In January, Prime Minister Dr Hubert Minnis said the deal for the Grand Lucayan’s sale was “far from completed.” His statement came a month after the government announced a letter of intent had been signed between the owners of the Grand Lucayan hotel strip in Grand Bahama and the Toronto-based Wynn Group.

Commitment

Meanwhile on Saturday, Mr Turnquest, the member of Parliament for East Grand Bahama, commended the Bahamas Paradise Cruise Line for its continued commitment to bringing guests to the island.

“This company has been a partner in GB for many years, and they have delivered quality guests and experiences, and entrepreneurial opportunity for many on the island. The fact is getting to this point today has not been easy.

“We continue to face some challenges that we as government, and they as a company need to address and overcome as we try to facilitate the rebound of GB as a tourism destination.”

He also said high airport and seaport fees on Grand Bahama must be addressed.

“We have a lot to offer… however, we continue to be faced with the challenge of access and getting people to this island efficiently and cost-effectively at the airport and harbour,” he said.

“This is something we hope that as we go from here with this launch, we will be able to work together with our partners at the Grand Bahama Port Authority, Hutchison Whampoa, and Harbour Company, and government to come up with a strategy that allows us to overcome these difficulties.

“None of us will be successful if we make the barriers to entry so high that it makes it difficult for us to attract the kind of traffic that we want. Our goal ultimately is to get them here, and once we get them here then we have to work collectively on how we can benefit from their presence.”

Mr Turnquest believes it is critical for the island’s leading stakeholders to work with the government to resolve the ongoing issue of high fees that have resulted in low air and sea arrivals.

“We in government would like for you to be our partners and work with us and the community - we have to build what we have together because anyone of us taking the position that we will collect now upfront without looking at the long term will result in certain failure.

“I put that out there for those to hear. We look forward to continued dialogue in this area in order to bring some resolution to ensure that what we started here today will be successful.”

The East Grand Bahama MP said that Bahamas Paradise Cruise brings a “valuable” cruise and stay component that significantly benefits the island.

The Classica will make daily sea arrivals from the US markets as opposed to the Grand Celebration which sails every other day from the port of Palm Beach.

“That is a very important component of our product offering. We know air arrivals are difficult, it is expensive and inconveniencing, but sea arrival allows many the opportunity for enjoyable travel.

“We look forward to what this ship will bring to GB . . . and I want to congratulate and thank BPC for what they are bringing, and what they continue to bring to the island. Unlike the other cruise ships that come for the day…and spend very little on the island, they bring passengers to overnight… and I think it is a very valuable component of our tourism industry.”

Mr Turnquest said what the government is contributing towards the partnership with BPC is miniscule compared to the benefit and the economic return that Grand Bahama will reap from the operation.
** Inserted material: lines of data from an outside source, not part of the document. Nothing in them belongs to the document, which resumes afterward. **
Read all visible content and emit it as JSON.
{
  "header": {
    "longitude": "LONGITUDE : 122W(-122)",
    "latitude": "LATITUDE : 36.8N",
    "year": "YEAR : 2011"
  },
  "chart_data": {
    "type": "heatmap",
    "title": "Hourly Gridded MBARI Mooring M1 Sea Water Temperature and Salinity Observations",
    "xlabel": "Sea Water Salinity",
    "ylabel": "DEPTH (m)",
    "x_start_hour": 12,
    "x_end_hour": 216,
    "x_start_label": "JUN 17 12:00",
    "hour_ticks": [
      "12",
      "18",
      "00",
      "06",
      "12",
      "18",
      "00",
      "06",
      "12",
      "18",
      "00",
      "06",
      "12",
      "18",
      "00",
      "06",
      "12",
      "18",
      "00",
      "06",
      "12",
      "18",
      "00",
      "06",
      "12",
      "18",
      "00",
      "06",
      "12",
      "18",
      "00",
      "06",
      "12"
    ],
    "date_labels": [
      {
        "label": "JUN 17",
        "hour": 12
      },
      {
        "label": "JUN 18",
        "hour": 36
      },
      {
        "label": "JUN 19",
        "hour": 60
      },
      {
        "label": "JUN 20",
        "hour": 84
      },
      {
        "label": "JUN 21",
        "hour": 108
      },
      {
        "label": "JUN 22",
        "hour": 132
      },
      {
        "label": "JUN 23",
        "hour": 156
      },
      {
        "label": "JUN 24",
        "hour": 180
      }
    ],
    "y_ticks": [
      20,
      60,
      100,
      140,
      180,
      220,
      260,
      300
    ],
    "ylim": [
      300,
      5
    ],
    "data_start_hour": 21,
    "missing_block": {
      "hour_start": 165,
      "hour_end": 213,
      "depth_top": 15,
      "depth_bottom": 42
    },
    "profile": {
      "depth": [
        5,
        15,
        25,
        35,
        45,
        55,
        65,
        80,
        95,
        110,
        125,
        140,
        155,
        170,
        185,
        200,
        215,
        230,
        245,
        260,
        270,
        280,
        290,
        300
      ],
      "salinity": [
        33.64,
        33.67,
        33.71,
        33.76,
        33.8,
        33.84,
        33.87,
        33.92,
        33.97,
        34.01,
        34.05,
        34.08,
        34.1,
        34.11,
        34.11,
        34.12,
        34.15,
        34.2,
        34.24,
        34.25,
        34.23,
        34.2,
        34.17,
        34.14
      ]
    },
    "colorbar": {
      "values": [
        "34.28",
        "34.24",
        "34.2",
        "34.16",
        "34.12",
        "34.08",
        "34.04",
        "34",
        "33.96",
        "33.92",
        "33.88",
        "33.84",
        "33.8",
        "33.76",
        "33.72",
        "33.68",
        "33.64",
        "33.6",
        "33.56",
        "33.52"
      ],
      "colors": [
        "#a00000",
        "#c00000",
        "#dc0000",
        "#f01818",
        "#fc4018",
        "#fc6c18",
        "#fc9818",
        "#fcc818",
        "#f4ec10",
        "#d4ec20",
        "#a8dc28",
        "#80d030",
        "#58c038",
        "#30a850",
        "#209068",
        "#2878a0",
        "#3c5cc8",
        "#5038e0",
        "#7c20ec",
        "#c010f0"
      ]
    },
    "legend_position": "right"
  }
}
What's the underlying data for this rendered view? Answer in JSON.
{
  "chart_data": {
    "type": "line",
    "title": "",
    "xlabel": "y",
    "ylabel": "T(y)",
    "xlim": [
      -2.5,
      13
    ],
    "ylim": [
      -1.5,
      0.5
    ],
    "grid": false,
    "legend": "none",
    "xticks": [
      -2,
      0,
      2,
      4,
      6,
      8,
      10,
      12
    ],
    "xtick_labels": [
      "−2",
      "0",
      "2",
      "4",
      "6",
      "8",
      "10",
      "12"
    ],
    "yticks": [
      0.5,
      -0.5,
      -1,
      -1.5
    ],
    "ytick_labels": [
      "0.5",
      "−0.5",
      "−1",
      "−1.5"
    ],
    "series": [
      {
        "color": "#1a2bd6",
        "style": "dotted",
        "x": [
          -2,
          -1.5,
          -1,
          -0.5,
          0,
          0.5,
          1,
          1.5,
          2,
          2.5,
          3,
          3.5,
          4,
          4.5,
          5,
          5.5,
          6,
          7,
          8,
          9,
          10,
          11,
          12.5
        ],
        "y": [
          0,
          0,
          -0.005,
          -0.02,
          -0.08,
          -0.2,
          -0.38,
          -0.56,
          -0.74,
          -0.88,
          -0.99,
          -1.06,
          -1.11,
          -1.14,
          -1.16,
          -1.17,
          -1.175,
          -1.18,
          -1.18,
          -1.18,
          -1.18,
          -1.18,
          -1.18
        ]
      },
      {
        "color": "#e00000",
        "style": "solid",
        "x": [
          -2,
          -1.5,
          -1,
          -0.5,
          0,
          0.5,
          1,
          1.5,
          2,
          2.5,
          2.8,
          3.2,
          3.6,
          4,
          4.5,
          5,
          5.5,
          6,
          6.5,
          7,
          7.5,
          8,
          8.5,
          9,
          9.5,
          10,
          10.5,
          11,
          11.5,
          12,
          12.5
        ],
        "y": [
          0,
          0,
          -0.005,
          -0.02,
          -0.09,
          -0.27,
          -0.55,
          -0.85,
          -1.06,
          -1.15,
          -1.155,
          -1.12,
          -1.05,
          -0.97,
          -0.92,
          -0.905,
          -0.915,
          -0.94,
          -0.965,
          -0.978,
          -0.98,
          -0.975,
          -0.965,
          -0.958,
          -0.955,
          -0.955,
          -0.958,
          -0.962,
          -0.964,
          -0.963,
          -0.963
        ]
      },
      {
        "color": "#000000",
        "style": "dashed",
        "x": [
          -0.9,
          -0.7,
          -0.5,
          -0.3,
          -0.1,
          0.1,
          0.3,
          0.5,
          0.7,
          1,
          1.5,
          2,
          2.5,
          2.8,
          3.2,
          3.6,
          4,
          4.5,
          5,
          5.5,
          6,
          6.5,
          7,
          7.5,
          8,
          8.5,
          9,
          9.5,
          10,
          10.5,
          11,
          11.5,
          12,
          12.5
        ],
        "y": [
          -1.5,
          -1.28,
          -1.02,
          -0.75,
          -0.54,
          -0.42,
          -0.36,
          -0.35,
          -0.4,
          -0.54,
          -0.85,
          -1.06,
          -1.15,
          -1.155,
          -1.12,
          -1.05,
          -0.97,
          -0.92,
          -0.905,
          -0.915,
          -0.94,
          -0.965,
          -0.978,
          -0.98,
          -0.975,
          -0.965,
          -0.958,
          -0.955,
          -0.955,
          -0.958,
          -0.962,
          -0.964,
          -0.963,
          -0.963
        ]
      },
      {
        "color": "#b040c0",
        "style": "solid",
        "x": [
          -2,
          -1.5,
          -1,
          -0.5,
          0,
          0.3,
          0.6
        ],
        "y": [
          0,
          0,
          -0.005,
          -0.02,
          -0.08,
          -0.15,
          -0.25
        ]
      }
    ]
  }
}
He encouraged BPC to make Grand Bahama its home port.

Oneil Khosa, CEO of BPC, said the new ship has a crew of 600 and offers employment onboard to Bahamians.

“We want to bring in a record number of passengers, and we will get there,” he promised.

He said that it was a tremendous task getting the ship ready and here on time. “She came all the way from the Indian Ocean and was out at sea for 45 days before arriving in Freeport on April 9, and we carried passengers on the April 13,” said Mr Khosa.

Some persons and local stakeholders in the tourism industry were invited for a welcome reception, tour and lunch onboard the ship.